It’s curious to see how social media is used to influence opinion. For me, it all started with an exasperated email from a friend who’d had her documents “cloud-napped” by Apple’s new iCloud. We’ve also seen GoogleMusic, Amazon and others offer their cloud storage solutions, putting solutions like Box.net, Dropbox.com and SugarSync on the defensive.
A colleague who is an avid iPad/iPhone user sent me an email, and then whined plaintively via a Skype call:
iCloud has swallowed up all my documents. How do I get them back?
As we’ve seen with so many other services, Google Music is just the latest example of another walled garden approach to Cloud services, where some people get access, and some people don’t. Let’s review:
- Apple iCloud – Works on Mac and PC, but only works on iOS mobile devices
- Amazon Cloud Drive – Works on Mac and PC, but only works on Android mobile devices
- Google Music – Works on Mac and PC, but only works on Android mobile devices
As you can see, the large players that are offering Cloud services to consumers are only supporting the mobile platforms that they have a vested interest in. There are several problems with this approach:
- It’s a multi-platform world – Even if you’re an Apple fan (or an Android fan), depending on where you work, your company might require you to work on a PC and carry a BlackBerry or Android device (or vice versa). So it is often the case that people have their preference of device/platform at home, but have to use something else at work. In those cases, people need a Cloud service that works across all platforms and devices.
- Sharing/collaborating – Even if you personally use Apple iOS devices or Android, what if your friends, family or co-workers do not?

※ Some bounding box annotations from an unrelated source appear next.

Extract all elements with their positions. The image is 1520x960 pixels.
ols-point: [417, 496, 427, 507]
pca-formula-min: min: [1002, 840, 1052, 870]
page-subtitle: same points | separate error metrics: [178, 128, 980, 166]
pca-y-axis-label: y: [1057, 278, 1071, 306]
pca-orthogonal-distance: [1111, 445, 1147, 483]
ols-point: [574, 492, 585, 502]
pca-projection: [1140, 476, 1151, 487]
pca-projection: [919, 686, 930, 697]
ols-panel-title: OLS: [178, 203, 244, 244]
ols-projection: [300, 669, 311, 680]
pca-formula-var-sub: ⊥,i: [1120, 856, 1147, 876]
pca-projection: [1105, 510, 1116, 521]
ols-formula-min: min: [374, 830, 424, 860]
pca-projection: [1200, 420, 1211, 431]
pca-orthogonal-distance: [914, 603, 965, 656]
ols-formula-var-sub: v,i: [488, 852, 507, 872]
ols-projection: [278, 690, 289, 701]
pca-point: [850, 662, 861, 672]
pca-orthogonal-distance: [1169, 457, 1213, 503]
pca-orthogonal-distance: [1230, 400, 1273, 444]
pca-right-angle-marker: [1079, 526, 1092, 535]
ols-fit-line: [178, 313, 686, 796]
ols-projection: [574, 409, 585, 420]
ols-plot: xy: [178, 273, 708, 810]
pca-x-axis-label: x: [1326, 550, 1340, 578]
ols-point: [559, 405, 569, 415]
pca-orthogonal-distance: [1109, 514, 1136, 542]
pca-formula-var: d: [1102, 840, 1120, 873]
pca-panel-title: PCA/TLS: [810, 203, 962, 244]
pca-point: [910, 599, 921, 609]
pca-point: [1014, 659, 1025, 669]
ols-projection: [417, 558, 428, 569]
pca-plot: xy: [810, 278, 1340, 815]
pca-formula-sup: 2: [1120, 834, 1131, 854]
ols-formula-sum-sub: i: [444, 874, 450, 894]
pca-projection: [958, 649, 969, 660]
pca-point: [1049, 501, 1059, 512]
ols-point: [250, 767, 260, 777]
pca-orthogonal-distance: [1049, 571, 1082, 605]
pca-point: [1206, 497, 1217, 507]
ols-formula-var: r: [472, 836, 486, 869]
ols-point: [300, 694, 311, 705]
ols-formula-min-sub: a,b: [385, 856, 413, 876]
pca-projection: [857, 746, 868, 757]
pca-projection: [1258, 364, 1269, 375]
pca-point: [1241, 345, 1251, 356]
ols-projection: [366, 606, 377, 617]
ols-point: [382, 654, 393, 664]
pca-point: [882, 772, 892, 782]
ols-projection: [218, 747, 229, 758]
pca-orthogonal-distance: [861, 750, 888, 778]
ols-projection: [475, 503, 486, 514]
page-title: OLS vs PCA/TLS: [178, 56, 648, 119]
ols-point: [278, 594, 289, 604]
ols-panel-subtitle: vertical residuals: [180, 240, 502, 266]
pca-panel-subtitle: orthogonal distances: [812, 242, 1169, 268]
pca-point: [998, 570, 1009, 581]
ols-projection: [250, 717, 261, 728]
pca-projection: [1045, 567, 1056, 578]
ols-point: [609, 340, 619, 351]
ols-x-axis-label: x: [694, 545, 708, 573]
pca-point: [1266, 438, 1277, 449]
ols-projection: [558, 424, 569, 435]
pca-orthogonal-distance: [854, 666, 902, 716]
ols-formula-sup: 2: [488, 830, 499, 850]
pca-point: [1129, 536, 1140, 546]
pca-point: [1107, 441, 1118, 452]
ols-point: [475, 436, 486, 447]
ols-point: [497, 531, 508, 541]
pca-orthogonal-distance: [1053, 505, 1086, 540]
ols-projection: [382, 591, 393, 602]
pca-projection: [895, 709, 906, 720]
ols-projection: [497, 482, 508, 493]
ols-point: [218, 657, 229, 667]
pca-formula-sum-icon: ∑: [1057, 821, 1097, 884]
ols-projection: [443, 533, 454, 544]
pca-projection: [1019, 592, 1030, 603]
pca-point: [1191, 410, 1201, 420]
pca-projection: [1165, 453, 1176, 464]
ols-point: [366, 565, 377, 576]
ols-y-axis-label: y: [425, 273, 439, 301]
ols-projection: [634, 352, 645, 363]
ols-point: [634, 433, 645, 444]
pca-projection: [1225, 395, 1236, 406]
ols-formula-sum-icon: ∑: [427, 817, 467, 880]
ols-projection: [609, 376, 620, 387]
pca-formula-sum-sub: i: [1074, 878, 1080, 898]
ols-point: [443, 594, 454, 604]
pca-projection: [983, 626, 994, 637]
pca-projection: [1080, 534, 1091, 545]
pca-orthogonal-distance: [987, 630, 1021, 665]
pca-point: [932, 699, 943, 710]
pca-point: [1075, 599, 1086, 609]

In order to use one Cloud service for sharing and collaboration with everyone – regardless of their devices – you need to have a service that does not exclude certain devices.
The large players are using the Cloud to lock people in to the mobile platforms that they have a vested interest in. Here atSugarSync, we believe the Cloud should set you free.
Of course, the Dropbox.com and Box.net (which recently offered 50gigs for free if you logged in via an iPad or iPhone) would argue that THEIR respective products set you free in a much more empowering way than SugarSync does…but that is their prerogative!
SugarSync has a wonderful solution that works cross-platform and works on mobile devices, although their upload speed is significantly slower than other competitors (making it difficult to upload large quantities of documents/files in a timely manner, whatever that means). In fact, I’ve often noticed this myself, making SugarSync free unusable except for small stuff (same goes for Box.net):
I always know when sugarsync is uploading files, as my web surfing slows to a stand still unitl I shutdown SS–even with the sync set at the slowest speed. As I write this, I’m using iDrive to do a backup of larger set of files than I have sugar sync backing up and there is no noticible slow down of web browsing. Never had a speed issue with Dropbox, either, but I prefer not having to stick files in one folder to sync. (Comment in SugarSync Forums)
One nice feature of SugarSync on mobile devices–like Android–is their uploading of pictures/images. I like it better than Picasa or Google+.
What do you think of this approach to social media/blogging to gain entrance to the hearts and minds of consumers?